Tuesday, September 22, 2009

Liveblogging CWPA 2009: Part 2

9:06: The folks from the College of Charleston are describing their adjustment of the first-year writing requirements. Chris Warnick begins...

The new program replaces a two-semester FYC sequence with a single semester course. Problems with this set-up? The second semester often saw too much focus on literature and de-emphasis of composition. Students often perceived it as redundant.

The new set up features a one-semester, four-hour course, streamlined for pedagogical and financial reasons. It is hoped that this one-semester course will see more intentional instruction of composition, and it's certainly helped financially: the college's dependence on adjuncts has been greatly reduced by the drastic reduction in the number of required instructors.

They've had to face and conquer various myths about writing instruction, including (1) the notion that writing skills "transfer" from one discipline to others (reality: this is nonsense) and (2) the notion that two semesters of writing instruction are better than one (reality: no number of first-year courses will adequately prepare students for disciplinary writing).

9:17: Amy Mecklenburg-Faenger continues, playing "Negative Nancy," addressing challenges faced with the changes they've made...

The appearance on the surface is that the department is very much on the same page with regards to writing instruction. However, there are always different perceptions of the nature and effectiveness of curricular change, and in reality there has been a good deal of resistance to the changes, and the WAC component concomitant their overhaul has yet to take hold.

There's a leadership vacuum, with no one there to oversee the program directly, resulting in inconsistent quality of instruction. In particular, one could not assume that students in the second-semester course had been taught particular skills in the first semester-course.

There's very little training and faculty development, and since the responsibility for maintaining the courses is shared throughout and governed by the entire English Department, when pivotal decisions are made regarding composition instruction, the votes of the "non-experts" get swamped by those of the "experts."

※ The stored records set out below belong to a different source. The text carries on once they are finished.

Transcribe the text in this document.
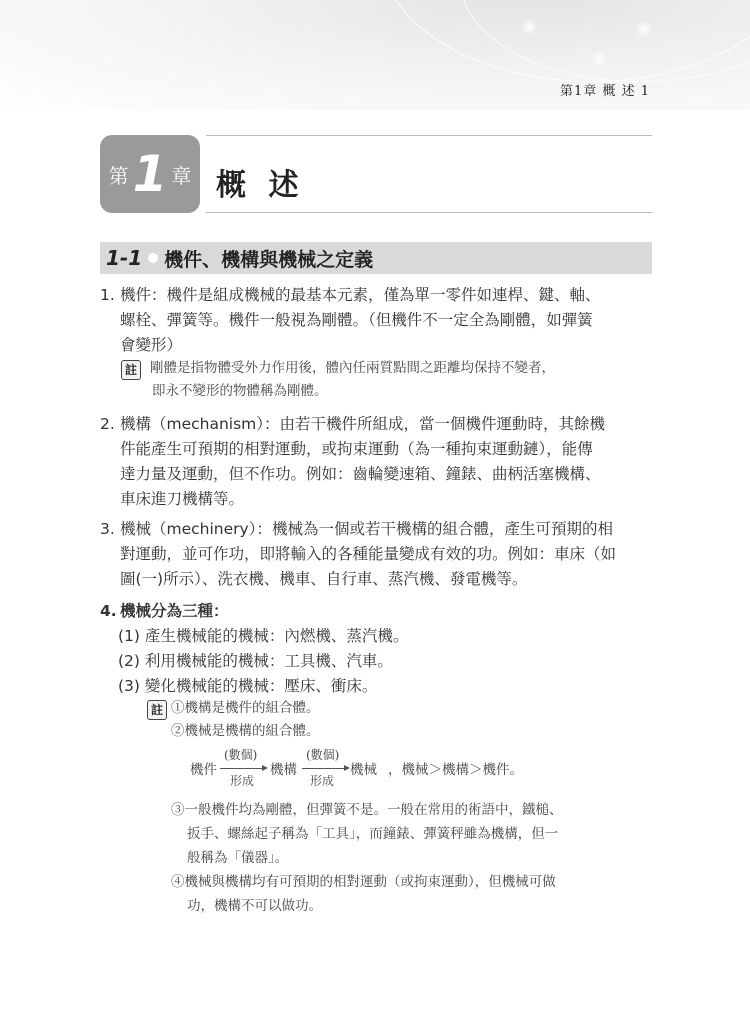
第1章 概 述 1
第 1 章 概 述
1-1 機件、機構與機械之定義
1. 機件：機件是組成機械的最基本元素，僅為單一零件如連桿、鍵、軸、
螺栓、彈簧等。機件一般視為剛體。（但機件不一定全為剛體，如彈簧
會變形）
註 剛體是指物體受外力作用後，體內任兩質點間之距離均保持不變者，
即永不變形的物體稱為剛體。
2. 機構（mechanism）：由若干機件所組成，當一個機件運動時，其餘機
件能產生可預期的相對運動，或拘束運動（為一種拘束運動鏈），能傳
達力量及運動，但不作功。例如：齒輪變速箱、鐘錶、曲柄活塞機構、
車床進刀機構等。
3. 機械（mechinery）：機械為一個或若干機構的組合體，產生可預期的相
對運動，並可作功，即將輸入的各種能量變成有效的功。例如：車床（如
圖(一)所示）、洗衣機、機車、自行車、蒸汽機、發電機等。
4. 機械分為三種：
(1) 產生機械能的機械：內燃機、蒸汽機。
(2) 利用機械能的機械：工具機、汽車。
(3) 變化機械能的機械：壓床、衝床。
註 ①機構是機件的組合體。
②機械是機構的組合體。
機件
(數個)
形成
機構
(數個)
形成
機械 ，機械＞機構＞機件。
③一般機件均為剛體，但彈簧不是。一般在常用的術語中，鐵槌、
扳手、螺絲起子稱為「工具」，而鐘錶、彈簧秤雖為機構，但一
般稱為「儀器」。
④機械與機構均有可預期的相對運動（或拘束運動），但機械可做
功，機構不可以做功。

There's no centralized place (physically speaking), leading to a defocused existence in space and a lack of coherence program-wide.

There's the notion that writing about literature is superior in some way to basic composition, and the notion that students will "learn to write by reading."

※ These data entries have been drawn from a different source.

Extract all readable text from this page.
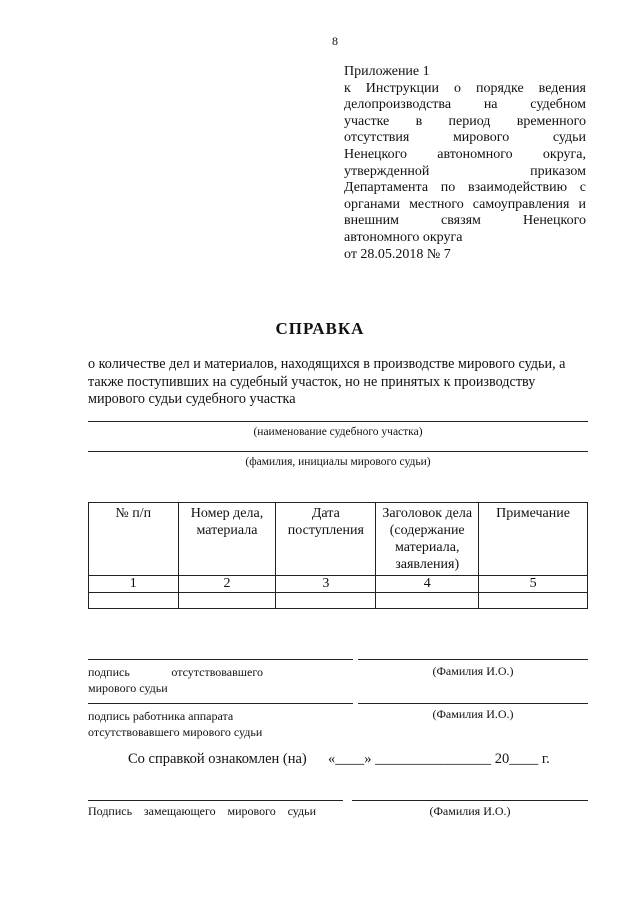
8
Приложение 1
к Инструкции о порядке ведения
делопроизводства на судебном
участке в период временного
отсутствия мирового судьи
Ненецкого автономного округа,
утвержденной приказом
Департамента по взаимодействию с
органами местного самоуправления и
внешним связям Ненецкого
автономного округа
от 28.05.2018 № 7
СПРАВКА
о количестве дел и материалов, находящихся в производстве мирового судьи, а также поступивших на судебный участок, но не принятых к производству мирового судьи судебного участка
(наименование судебного участка)
(фамилия, инициалы мирового судьи)
№ п/п	Номер дела, материала	Дата поступления	Заголовок дела (содержание материала, заявления)	Примечание
1	2	3	4	5

подпись отсутствовавшего
мирового судьи
(Фамилия И.О.)
подпись работника аппарата
отсутствовавшего мирового судьи
(Фамилия И.О.)
Со справкой ознакомлен (на) «____» ________________ 20____ г.
Подпись замещающего мирового судьи	(Фамилия И.О.)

There are antiquated grading systems still in place that punish students for almost arbitrary, acontextual compositional errors.

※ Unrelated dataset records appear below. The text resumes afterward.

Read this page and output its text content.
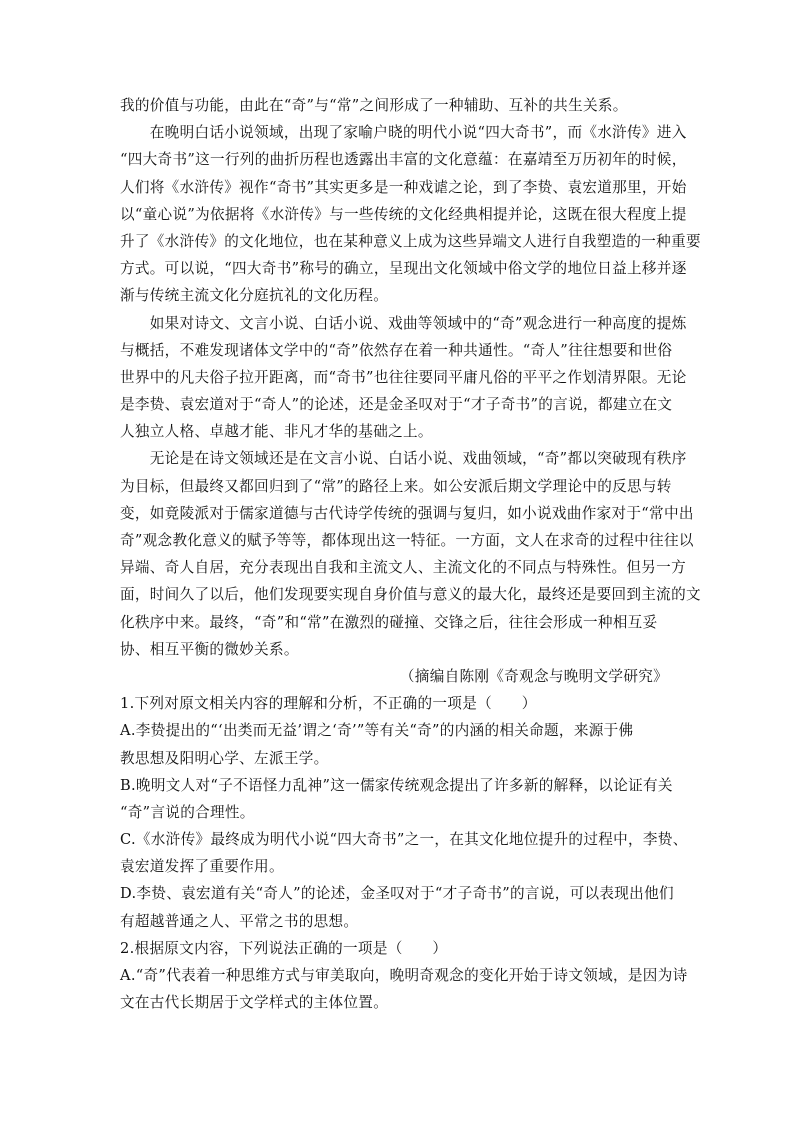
我的价值与功能，由此在“奇”与“常”之间形成了一种辅助、互补的共生关系。
　　在晚明白话小说领域，出现了家喻户晓的明代小说“四大奇书”，而《水浒传》进入
“四大奇书”这一行列的曲折历程也透露出丰富的文化意蕴：在嘉靖至万历初年的时候，
人们将《水浒传》视作“奇书”其实更多是一种戏谑之论，到了李贽、袁宏道那里，开始
以“童心说”为依据将《水浒传》与一些传统的文化经典相提并论，这既在很大程度上提
升了《水浒传》的文化地位，也在某种意义上成为这些异端文人进行自我塑造的一种重要
方式。可以说，“四大奇书”称号的确立，呈现出文化领域中俗文学的地位日益上移并逐
渐与传统主流文化分庭抗礼的文化历程。
　　如果对诗文、文言小说、白话小说、戏曲等领域中的“奇”观念进行一种高度的提炼
与概括，不难发现诸体文学中的“奇”依然存在着一种共通性。“奇人”往往想要和世俗
世界中的凡夫俗子拉开距离，而“奇书”也往往要同平庸凡俗的平平之作划清界限。无论
是李贽、袁宏道对于“奇人”的论述，还是金圣叹对于“才子奇书”的言说，都建立在文
人独立人格、卓越才能、非凡才华的基础之上。
　　无论是在诗文领域还是在文言小说、白话小说、戏曲领域，“奇”都以突破现有秩序
为目标，但最终又都回归到了“常”的路径上来。如公安派后期文学理论中的反思与转
变，如竟陵派对于儒家道德与古代诗学传统的强调与复归，如小说戏曲作家对于“常中出
奇”观念教化意义的赋予等等，都体现出这一特征。一方面，文人在求奇的过程中往往以
异端、奇人自居，充分表现出自我和主流文人、主流文化的不同点与特殊性。但另一方
面，时间久了以后，他们发现要实现自身价值与意义的最大化，最终还是要回到主流的文
化秩序中来。最终，“奇”和“常”在激烈的碰撞、交锋之后，往往会形成一种相互妥
协、相互平衡的微妙关系。
（摘编自陈刚《奇观念与晚明文学研究》
1.下列对原文相关内容的理解和分析，不正确的一项是（　　）
A.李贽提出的“‘出类而无益’谓之‘奇’”等有关“奇”的内涵的相关命题，来源于佛
教思想及阳明心学、左派王学。
B.晚明文人对“子不语怪力乱神”这一儒家传统观念提出了许多新的解释，以论证有关
“奇”言说的合理性。
C.《水浒传》最终成为明代小说“四大奇书”之一，在其文化地位提升的过程中，李贽、
袁宏道发挥了重要作用。
D.李贽、袁宏道有关“奇人”的论述，金圣叹对于“才子奇书”的言说，可以表现出他们
有超越普通之人、平常之书的思想。
2.根据原文内容，下列说法正确的一项是（　　）
A.“奇”代表着一种思维方式与审美取向，晚明奇观念的变化开始于诗文领域，是因为诗
文在古代长期居于文学样式的主体位置。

The nature and quality of thesis-driven research-based writing is highly inconsistent from section to section.

There's fear on the part of faculty that they're being micromanaged, being told what to teach. In reality, a well-designed, shared curriculum ensures that faculty don't have to start at zero, and can benefit from a well-developed and standardized curriculum. Students, too, can be assured that they will receive similar instruction, no matter who their instructor is.

9:35: Meg Scott-Copses continues...

They've amassed a goodly pile of materials in the process of redesigning the curriculum.

A list of student goals for the single-semester course helped reify the intentions of the course's faculty. A list of recommended readers help as well. Rather than mandating a particular reader, they've attempted to standardize an assignment sequence: (1) summary and response, (2) analysis, and (3) synthesis.

They've been partnering with the library in coordinating instruction of research and information literacy skills, and have developed a list of expectations regarding this instruction. These expectations focus on instruction on critical evaluation of sources.

Now, what to do with the fourth hour of the course? Conference with students? If so, in class, in small groups, or individually? This fourth hour gives instructors extra time to fit in instruction they would ordinarily have had to do "on their own time."

But how is it all working? Hard to say. To say something about it,

9:53: Jennifer Burgess continues, on assessment...She's built an assessment program from the ground up. It's a hefty program!